Janji 10 - Salah Sasaran

39.4K 4.1K 234
                                    

Alis Alya saling bertaut tatkala melihat sahabatnya mengerjakan soal latihan Bahasa Inggris di waktu istirahat. Sebenarnya bukan hari ini saja Nirma bersikap seaneh ini, walaupun pada dasarnya gadis itu memang sedikit aneh. Sejak kemarin Nirma sudah menunujukkan keanehan ini. Namun, Alya membiarkannya karena memang kemarin ada pelajaran Bahasa Inggris.

Lain halnya dengan hari ini, Bahasa Inggris sama sekali tak di jadwal mereka, tapi kenapa Nirma mau repot-repot mengerjakan latihan soal? Padahal biasanya, tugas rumah saja ia sering menyontek Alya.

"Lo kemarin pulang lewat kuburan mana sih?" tanya Alya keheranan.

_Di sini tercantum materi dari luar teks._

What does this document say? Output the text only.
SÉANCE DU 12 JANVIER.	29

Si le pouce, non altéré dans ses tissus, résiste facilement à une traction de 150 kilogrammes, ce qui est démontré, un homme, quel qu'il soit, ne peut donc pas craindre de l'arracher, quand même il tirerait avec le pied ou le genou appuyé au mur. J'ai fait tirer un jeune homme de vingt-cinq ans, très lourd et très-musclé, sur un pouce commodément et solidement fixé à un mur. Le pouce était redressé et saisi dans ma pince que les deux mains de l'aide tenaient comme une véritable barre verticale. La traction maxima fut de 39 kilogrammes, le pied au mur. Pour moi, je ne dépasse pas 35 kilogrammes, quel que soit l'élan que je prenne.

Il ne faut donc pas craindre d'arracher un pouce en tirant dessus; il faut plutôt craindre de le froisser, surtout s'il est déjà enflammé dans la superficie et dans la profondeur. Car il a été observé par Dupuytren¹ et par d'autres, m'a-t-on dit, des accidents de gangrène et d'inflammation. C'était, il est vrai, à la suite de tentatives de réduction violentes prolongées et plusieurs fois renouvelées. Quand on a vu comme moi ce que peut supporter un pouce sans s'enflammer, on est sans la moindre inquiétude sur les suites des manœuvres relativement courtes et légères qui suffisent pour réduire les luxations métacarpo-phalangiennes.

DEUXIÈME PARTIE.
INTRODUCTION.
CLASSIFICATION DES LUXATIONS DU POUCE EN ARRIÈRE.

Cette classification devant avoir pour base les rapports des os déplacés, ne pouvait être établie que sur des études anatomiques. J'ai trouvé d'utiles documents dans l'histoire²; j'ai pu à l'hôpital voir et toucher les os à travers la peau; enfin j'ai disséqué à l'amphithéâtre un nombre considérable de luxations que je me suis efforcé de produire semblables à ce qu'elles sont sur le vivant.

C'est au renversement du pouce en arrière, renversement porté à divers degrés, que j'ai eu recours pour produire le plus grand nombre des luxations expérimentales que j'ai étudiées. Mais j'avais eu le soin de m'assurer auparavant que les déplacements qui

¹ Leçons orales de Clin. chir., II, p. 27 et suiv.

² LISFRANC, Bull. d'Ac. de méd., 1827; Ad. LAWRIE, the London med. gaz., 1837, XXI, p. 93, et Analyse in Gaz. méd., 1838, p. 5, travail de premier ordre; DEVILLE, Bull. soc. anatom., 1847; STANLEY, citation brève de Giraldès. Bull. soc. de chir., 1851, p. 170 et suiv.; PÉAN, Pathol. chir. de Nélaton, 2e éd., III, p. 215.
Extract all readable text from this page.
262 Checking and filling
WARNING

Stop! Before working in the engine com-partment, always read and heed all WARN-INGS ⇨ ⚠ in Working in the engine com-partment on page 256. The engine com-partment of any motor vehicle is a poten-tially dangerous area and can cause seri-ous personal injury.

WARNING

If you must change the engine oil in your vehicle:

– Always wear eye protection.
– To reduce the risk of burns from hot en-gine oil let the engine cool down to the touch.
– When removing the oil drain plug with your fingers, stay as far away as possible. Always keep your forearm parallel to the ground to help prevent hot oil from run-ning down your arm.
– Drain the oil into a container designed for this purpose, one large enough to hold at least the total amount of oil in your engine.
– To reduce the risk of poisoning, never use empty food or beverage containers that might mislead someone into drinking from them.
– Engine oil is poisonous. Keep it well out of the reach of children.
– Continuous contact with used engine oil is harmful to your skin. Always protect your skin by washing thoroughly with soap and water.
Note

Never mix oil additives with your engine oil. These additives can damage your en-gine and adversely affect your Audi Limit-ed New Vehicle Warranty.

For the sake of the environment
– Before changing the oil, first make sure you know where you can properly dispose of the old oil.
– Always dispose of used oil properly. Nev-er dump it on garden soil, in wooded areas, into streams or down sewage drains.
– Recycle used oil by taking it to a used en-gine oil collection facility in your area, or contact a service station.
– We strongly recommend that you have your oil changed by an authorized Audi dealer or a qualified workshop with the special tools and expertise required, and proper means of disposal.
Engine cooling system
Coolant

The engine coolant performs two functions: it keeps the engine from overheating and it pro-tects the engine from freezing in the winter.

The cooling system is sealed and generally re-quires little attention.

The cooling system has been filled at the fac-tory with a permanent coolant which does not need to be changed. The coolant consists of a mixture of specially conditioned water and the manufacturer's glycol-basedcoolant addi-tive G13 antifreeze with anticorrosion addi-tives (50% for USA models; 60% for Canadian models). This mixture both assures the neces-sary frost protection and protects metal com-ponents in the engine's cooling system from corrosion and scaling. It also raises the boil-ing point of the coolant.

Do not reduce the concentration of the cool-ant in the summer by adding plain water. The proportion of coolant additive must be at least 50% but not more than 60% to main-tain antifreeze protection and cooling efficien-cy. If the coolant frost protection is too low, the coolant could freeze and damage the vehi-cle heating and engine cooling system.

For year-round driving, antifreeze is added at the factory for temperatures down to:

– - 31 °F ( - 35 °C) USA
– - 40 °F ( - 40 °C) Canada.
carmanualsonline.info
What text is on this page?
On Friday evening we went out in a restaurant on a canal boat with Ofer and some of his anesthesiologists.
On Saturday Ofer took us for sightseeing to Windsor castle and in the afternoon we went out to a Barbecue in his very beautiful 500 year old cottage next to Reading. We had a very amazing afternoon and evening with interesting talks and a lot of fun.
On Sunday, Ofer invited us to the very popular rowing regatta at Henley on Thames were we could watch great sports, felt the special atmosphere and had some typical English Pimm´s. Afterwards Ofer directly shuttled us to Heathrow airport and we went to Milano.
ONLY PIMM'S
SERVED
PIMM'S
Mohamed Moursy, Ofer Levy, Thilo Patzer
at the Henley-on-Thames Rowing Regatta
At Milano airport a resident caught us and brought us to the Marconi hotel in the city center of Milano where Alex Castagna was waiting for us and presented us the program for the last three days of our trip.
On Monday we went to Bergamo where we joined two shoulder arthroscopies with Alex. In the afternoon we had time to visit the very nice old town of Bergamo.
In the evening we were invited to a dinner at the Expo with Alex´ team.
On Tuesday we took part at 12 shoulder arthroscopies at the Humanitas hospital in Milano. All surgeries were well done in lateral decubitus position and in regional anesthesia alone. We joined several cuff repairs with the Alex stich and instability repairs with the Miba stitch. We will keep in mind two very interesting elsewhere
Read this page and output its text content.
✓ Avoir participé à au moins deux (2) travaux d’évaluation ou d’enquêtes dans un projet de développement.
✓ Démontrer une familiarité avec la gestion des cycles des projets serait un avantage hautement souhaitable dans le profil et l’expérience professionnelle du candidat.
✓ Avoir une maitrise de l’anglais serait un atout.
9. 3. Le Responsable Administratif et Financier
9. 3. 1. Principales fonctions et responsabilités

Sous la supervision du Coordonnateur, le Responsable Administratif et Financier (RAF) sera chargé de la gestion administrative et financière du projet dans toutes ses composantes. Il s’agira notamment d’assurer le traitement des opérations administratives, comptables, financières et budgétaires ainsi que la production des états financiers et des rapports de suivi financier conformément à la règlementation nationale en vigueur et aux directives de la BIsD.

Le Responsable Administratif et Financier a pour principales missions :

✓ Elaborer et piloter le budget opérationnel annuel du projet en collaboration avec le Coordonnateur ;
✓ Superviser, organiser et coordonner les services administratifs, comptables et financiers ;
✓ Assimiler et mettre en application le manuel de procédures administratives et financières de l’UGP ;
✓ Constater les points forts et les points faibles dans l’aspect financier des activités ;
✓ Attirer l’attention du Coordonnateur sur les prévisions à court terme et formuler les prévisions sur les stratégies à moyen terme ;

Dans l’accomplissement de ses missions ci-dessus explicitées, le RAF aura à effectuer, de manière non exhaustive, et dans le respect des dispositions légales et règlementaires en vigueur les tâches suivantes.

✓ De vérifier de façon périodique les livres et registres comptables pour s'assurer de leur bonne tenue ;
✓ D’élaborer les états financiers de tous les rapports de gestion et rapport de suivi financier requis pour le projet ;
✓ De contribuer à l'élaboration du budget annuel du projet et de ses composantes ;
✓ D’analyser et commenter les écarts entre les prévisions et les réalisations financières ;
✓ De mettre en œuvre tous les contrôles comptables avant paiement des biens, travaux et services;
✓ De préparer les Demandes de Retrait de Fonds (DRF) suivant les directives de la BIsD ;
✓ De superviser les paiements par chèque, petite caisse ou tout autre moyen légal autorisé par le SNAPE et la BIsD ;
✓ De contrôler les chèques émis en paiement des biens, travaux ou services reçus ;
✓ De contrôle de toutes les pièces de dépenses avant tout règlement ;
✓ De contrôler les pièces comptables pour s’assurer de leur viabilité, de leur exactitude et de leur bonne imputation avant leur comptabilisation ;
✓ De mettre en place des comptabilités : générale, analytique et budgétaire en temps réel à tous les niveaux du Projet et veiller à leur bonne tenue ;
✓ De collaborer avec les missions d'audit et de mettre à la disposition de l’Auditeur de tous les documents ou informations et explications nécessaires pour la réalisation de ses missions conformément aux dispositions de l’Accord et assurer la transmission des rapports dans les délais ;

Dahi Nirma berkerut-kerut mendengar pertanyaan sahabatnya yang begitu random. "Enggak tahu, gue ketiduran di bus. Untung udah sering naik bus itu, jadi dibangunin kernetnya pas sampai halte dekat rumah."

Alya mencebik seketika mendengar kecerobohan Nirma. "Kayaknya bus yang lo naikin ngetem dekat kuburan, terus pasti ada setan yang nempelin lo, sampai lo tiba-tiba jadi rajin kayak gini."

"Enggak ada ceritanya setan ngajak kebaikan." Nirma memutar bola matanya malas. "Gue nyontek PR, lo omelin terus. Giliran gue belajar, lo malah kaget. Dasar manusia!"

"Demi abang lo yang ganteng itu! Ini kayak bukan lo! Ke mana lo yang aneh dan sering malu-maluin itu?"

Nirma terdiam sejenak memikirkan ucapan Alya. "Jadi, gue emang aneh ya, Al? Gue malu-maluin juga ya?"

Alya tergagap melihat perubahan raut wajah Nirma yang tampak mendung. "Eng ... enggak aneh-aneh banget sih, cuma kadang lo suka random gitu. Kayak tiba-tiba berdiri terus teriak 'yes' waktu di kantin, terus ... eng ... lo tiba-tiba maju ke depan dan salaman sama Pak Salman setelah hasil tes dibagiin. Terus –"

"Udah, enggak usah lo bongkar semua aib gue kali. Gue kalau inget juga malu kali."

"Kan lo tanya. Gimana sih?" gerutu Alya sembari mengerucutkan bibirnya dengan kesal. Namun, hali itu hanya terjadi beberapa saat. Tiba-tiba saja, Alya menjentikkan jarinya, membuat Nirma meliriknya dengan alis menukik tajam. "Gue tahu! Lo lagi jatuh cinta, kan?"

"Enggak lah!"

"Lo tahu enggak? Jawaban yang terlalu cepat itu mencurigakan." Alya menjentikkan jarinya seperti saat Edogawa Conan berhasil memecahkan kasus yang pelik. "Kenapa sih lo enggak ngaku aja? Gue kayaknya bisa nebak gebetan lo deh." Gadis lalu mendekatkan kepalanya ke arah Nirma dan membisikkan sesuatu. "Lo naksir Agil, kan?"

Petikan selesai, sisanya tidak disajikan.